• City May Waive Low Bidder’s Failure to Include First Page of a Bid Bond as an Inconsequential Irregularity
  • March 3, 2014
  • Law Firm: Kronick Moskovitz Tiedemann Girard A Law Corporation - Sacramento Office
  • In Bay Cities Paving & Grading, Inc. v. San Leandro (January 28, 2014, A137971 ) ---Cal.App.4th ---- [14 Cal. Daily Op. Serv. 1559], the City of San Leandro (“City”) awarded a public works contract for the construction of a BART-Downtown Pedestrian Interface Project (“Project”) to the lowest bidder, Oliver DeSilva, Inc., dba Gallagher & Burk (“G&B”). The second lowest bidder, Bay Cities Paving and Grading, Inc. ("Bay Cities") sought a petition for writ of mandate alleging the City could not properly award the contract to G&B because a missing page in G&B's bid bond was a material deviation from the contract specifications. The trial court denied the petition and the Court of Appeals affirmed the judgment.

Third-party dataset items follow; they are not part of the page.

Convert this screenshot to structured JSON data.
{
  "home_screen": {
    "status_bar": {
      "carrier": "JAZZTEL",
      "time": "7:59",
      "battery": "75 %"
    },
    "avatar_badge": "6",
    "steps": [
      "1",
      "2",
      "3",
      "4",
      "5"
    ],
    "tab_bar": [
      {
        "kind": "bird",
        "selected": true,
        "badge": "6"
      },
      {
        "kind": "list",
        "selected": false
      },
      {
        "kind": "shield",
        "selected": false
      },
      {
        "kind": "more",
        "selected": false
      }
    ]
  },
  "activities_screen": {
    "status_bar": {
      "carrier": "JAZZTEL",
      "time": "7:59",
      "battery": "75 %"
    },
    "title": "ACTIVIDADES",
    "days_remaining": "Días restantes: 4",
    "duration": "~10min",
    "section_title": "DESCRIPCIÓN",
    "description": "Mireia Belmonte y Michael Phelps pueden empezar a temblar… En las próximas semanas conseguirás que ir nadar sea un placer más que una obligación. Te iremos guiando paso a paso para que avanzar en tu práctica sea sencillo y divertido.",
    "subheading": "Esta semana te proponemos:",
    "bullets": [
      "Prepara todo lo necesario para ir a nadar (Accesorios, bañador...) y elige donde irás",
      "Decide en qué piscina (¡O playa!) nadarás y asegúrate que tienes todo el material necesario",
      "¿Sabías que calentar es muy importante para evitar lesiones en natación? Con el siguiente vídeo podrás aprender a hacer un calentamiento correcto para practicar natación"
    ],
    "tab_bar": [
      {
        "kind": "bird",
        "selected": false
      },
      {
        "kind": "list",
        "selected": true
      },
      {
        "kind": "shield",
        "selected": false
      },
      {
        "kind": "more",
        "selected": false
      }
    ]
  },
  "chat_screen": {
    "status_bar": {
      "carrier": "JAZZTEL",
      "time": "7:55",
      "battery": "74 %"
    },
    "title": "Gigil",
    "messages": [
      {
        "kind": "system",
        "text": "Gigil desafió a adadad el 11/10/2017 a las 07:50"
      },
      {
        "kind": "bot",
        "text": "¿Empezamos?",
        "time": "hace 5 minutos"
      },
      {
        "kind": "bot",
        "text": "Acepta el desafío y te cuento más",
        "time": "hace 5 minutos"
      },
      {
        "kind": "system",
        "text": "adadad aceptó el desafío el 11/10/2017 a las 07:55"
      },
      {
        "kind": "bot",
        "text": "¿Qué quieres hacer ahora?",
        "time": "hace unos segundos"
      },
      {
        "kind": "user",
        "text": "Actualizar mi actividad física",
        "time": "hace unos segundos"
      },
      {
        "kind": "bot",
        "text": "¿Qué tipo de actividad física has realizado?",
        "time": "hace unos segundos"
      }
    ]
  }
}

    The City solicited bids for the Project, requiring prospective bidders to submit a proposal and a bid deposit in the form of cash, cashier’s certificated check, or bidder’s bond. The City provided prospective bidders with a contract book which contained copies of the required proposal form and of the City's standard form of bid bond. G&B submitted the lowest bid, but inadvertently omitted the first page of its bid bond. The City engineer determined the omission could be waived as an inconsequential bid defect and the City Council adopted a resolution waiving any irregularities in G&B’s proposal or bid.

    Bay Cities filed a petition for writ of mandate and a complaint contesting the award to G&B. The trial court found substantial evidence supported the City’s decision that G&B’s failure to submit the first page of the bond form was a “‘minor irregularity’ not affecting the amount of the bid” that did not give G&B an “advantage or benefit not allowed to other bidders.” Bay Cities appealed, claiming that the defect in G&B’s bid was material and thus the City abused its discretion by waiving the deviation as inconsequential.

    "Generally, cities, as well as other public entities, are required to put significant contracts out for competitive bidding and to award the contract to the lowest responsible bidder.” (MCM Construction, Inc. v. City and County of San Francisco (1998) 66 Cal.App.4th 359, 368.) “A basic rule of competitive bidding is that bids must conform to [bid] specifications, and that if a bid does not so conform, it may not be accepted. [Citations.] However, it is further well established that a bid which substantially conforms to a call for bids may, though it is not strictly responsive, be accepted if the variance cannot have affected the amount of the bid or given a bidder an advantage or benefit not allowed other bidders or, in other words, if the variance is inconsequential." (Ghilotti Construction Co. v. City of Richmond (1996) 45 Cal.App.4th 897, 904.)

    The appellate court found that substantial evidence supported the City’s determination that G&B’s failure to include the first page of the bid bond was inconsequential because the City had sufficient information to determine that G&B had complied with the bid security requirement imposed by both the specifications of the Project and the Public Contracting Code. Since the second page of the bond form included text that identified the document as the “Bid Bond” for the “Bart-Downtown Pedestrian Interface” project and included the project number, the City was able to determine that G&B had obtained the bond using the City’s standard form bid bond. Furthermore, the City was able to use the page of the bid bond form that was submitted to establish that G&B had satisfied the requirement to actually secure the required bid bond from an approved security.

    The court rejected Bay Cities’ argument that the omission of the bid bond from the original bid package gave G&B a competitive advantage over other bidders because it created an opportunity for G&B to dispute the validity of its bond. The court found that “the idea that somebody might attempt to avoid a contractual obligation is not evidence that he has an actual competitive advantage.” Thus, the appellate court found the City’s conclusion was supported by substantial evidence that the failure to submit the first page of the bid bond form was a minor irregularity.